The great majority of Haptophyta are unicellular, motile, palmelloid, or coccoid (Figure 1.35), but a
few form colonies or short filaments. These algae are generally found in marine habitats, although
there are a number of records from freshwater and terrestrial environments. Flagellate cells bear
two naked flagella, inserted either laterally or apically, which may have different length. A structure
apparently found only in algae of this division is the haptonema, typically a long thin organelle reminiscent of a flagellum but with a different ultrastructure. The chloroplast contains only chlorophylls a, c1, and c2. The golden yellow brown appearance of the chloroplast is due to accessory
pigments such as fucoxanthin, β-carotene, and other xanthins.
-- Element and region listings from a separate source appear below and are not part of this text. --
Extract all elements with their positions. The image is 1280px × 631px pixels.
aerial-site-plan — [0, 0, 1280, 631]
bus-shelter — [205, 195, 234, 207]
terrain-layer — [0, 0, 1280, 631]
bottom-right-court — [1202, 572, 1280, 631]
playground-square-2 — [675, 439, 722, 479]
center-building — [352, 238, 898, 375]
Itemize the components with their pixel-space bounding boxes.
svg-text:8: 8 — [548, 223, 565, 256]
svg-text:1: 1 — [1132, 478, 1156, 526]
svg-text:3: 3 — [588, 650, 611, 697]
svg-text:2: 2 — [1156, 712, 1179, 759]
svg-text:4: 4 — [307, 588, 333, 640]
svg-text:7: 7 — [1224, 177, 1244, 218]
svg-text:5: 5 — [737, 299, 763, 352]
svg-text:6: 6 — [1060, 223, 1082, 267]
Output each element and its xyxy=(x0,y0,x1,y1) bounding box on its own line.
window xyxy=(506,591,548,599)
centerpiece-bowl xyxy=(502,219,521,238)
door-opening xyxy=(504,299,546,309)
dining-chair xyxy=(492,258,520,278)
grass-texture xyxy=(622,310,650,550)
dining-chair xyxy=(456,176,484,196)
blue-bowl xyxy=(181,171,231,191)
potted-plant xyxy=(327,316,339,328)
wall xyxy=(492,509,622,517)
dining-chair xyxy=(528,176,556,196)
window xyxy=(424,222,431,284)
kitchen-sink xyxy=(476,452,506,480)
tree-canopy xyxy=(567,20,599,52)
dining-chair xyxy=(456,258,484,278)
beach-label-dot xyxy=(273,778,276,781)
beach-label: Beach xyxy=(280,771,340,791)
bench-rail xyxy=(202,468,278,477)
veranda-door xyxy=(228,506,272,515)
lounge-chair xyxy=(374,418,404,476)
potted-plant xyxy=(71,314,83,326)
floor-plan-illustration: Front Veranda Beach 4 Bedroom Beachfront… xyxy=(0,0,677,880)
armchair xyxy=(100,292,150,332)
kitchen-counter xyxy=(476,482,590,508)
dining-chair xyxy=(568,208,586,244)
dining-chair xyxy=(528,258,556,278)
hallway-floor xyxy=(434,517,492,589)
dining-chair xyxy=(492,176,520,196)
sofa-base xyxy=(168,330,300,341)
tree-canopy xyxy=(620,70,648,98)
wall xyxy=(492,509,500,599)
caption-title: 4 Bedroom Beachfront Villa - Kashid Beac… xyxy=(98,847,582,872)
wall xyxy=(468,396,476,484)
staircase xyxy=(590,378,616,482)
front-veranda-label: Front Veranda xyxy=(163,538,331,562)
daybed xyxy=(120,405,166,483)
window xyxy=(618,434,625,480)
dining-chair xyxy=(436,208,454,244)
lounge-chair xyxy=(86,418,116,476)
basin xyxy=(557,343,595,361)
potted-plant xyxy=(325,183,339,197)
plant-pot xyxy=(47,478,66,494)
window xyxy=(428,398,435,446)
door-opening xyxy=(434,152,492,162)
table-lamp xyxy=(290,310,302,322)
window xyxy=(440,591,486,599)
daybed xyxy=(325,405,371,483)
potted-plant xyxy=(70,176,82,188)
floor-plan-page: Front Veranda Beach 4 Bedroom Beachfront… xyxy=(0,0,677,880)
Each chloroplast is enclosed within a fold of endoplasmic reticulum, which is continuous with the nuclear envelope. Thylakoids
are stacked in threes, and there are no girdle lamellae. The nucleic DNA is scattered throughout the
chloroplast as numerous nucleoids. When present as in Pavlova, the eyespot consists in a row of
spherical globules inside the chloroplast; no associated flagellar swelling is present. The most
important storage product is the polysaccharide chrysolaminarine. The cell surface is typically
covered with tiny cellulosic scales or calcified scales bearing spoke-like fibrils radially arranged.
Most haptophytes are photosynthetic, but heterotrophic nutrition is also possible. Phagotropy is
present in the forms that lack a cell covering. A heteromorphic diplohaplontic life cycle has
been reported, in which a diploid planktonic flagellate stage alternates with a haploid benthic
FIGURE 1.35 Unicell of Helicosphaera carteri.